Marianne told her, again, how their mother in her last months had lunch with Ruth every day, how they both picked her up after school and sometimes early, walking to the playground so Ruth could swing—she was obsessed with swinging, as high as she could. That was the time of these drawings.
“Tell me another,” Ruth said, one hand on her stomach, after Marianne finished each story. And just when she thought she’d exhausted her store of memories—it was a long time ago—her mind, miraculously, presented another.
“Maybe I’ll stay,” she told her father at dinner. “I could get a job at the community college. We could be coworkers.”
“They’re not hiring. Only firing, unfortunately.”
“Somewhere else then—in Williamsburg or Richmond. I could get a car.”
“You can’t stay here,” Howard said. He softened when he saw her stricken face. “I mean you can stay with me as long as you like, but it wouldn’t be good for you to live here.”

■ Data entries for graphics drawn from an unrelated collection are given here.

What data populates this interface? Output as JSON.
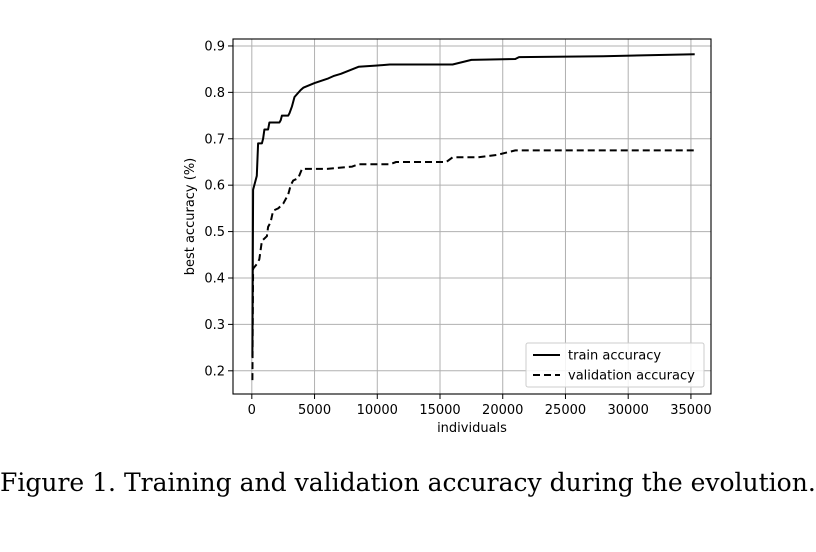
{
  "caption": "Figure 1.  Training and validation accuracy during the evolution.",
  "chart_data": {
    "type": "line",
    "title": "",
    "xlabel": "individuals",
    "ylabel": "best accuracy (%)",
    "xlim": [
      -1500,
      36600
    ],
    "ylim": [
      0.15,
      0.915
    ],
    "xticks": [
      0,
      5000,
      10000,
      15000,
      20000,
      25000,
      30000,
      35000
    ],
    "yticks": [
      0.2,
      0.3,
      0.4,
      0.5,
      0.6,
      0.7,
      0.8,
      0.9
    ],
    "xtick_labels": [
      "0",
      "5000",
      "10000",
      "15000",
      "20000",
      "25000",
      "30000",
      "35000"
    ],
    "ytick_labels": [
      "0.2",
      "0.3",
      "0.4",
      "0.5",
      "0.6",
      "0.7",
      "0.8",
      "0.9"
    ],
    "grid": true,
    "legend_position": "lower-right",
    "series": [
      {
        "name": "train accuracy",
        "line_style": "solid",
        "color": "#000000",
        "points": [
          [
            50,
            0.23
          ],
          [
            100,
            0.59
          ],
          [
            400,
            0.62
          ],
          [
            500,
            0.69
          ],
          [
            800,
            0.69
          ],
          [
            900,
            0.7
          ],
          [
            1000,
            0.72
          ],
          [
            1300,
            0.72
          ],
          [
            1400,
            0.735
          ],
          [
            2200,
            0.735
          ],
          [
            2300,
            0.74
          ],
          [
            2400,
            0.75
          ],
          [
            2900,
            0.75
          ],
          [
            3000,
            0.755
          ],
          [
            3200,
            0.77
          ],
          [
            3400,
            0.79
          ],
          [
            3900,
            0.805
          ],
          [
            4100,
            0.81
          ],
          [
            5000,
            0.82
          ],
          [
            6100,
            0.83
          ],
          [
            6500,
            0.835
          ],
          [
            7100,
            0.84
          ],
          [
            8500,
            0.855
          ],
          [
            10000,
            0.858
          ],
          [
            11000,
            0.86
          ],
          [
            16000,
            0.86
          ],
          [
            17500,
            0.87
          ],
          [
            21000,
            0.872
          ],
          [
            21300,
            0.876
          ],
          [
            28000,
            0.878
          ],
          [
            35300,
            0.882
          ]
        ]
      },
      {
        "name": "validation accuracy",
        "line_style": "dashed",
        "color": "#000000",
        "points": [
          [
            50,
            0.18
          ],
          [
            100,
            0.42
          ],
          [
            400,
            0.43
          ],
          [
            600,
            0.44
          ],
          [
            800,
            0.48
          ],
          [
            1200,
            0.49
          ],
          [
            1300,
            0.51
          ],
          [
            1500,
            0.52
          ],
          [
            1700,
            0.545
          ],
          [
            2100,
            0.55
          ],
          [
            2500,
            0.56
          ],
          [
            2900,
            0.58
          ],
          [
            3100,
            0.6
          ],
          [
            3300,
            0.61
          ],
          [
            3700,
            0.615
          ],
          [
            4000,
            0.635
          ],
          [
            6000,
            0.635
          ],
          [
            8000,
            0.64
          ],
          [
            8500,
            0.645
          ],
          [
            11000,
            0.645
          ],
          [
            11500,
            0.65
          ],
          [
            15500,
            0.65
          ],
          [
            16000,
            0.66
          ],
          [
            18000,
            0.66
          ],
          [
            19500,
            0.665
          ],
          [
            21000,
            0.675
          ],
          [
            35300,
            0.675
          ]
        ]
      }
    ]
  }
}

“I don’t have anywhere to go,” she told him. “I lost my job.”
“I remember you had a job before you went down to Florida,” he said. “I remember they wanted to hire you—that elementary school? You’ll get bored here, Marianne. You’ll never meet anyone. Trust me.”
“But what about the baby?”
“I’ll buy your tickets. Before the baby’s born and after.”
“You’re that eager to get rid of me? After I almost drowned?”
“You need to go back to your life,” he told her.
He was right—it was as if she’d lost her path. She needed to go back to the place she’d been before she got lost.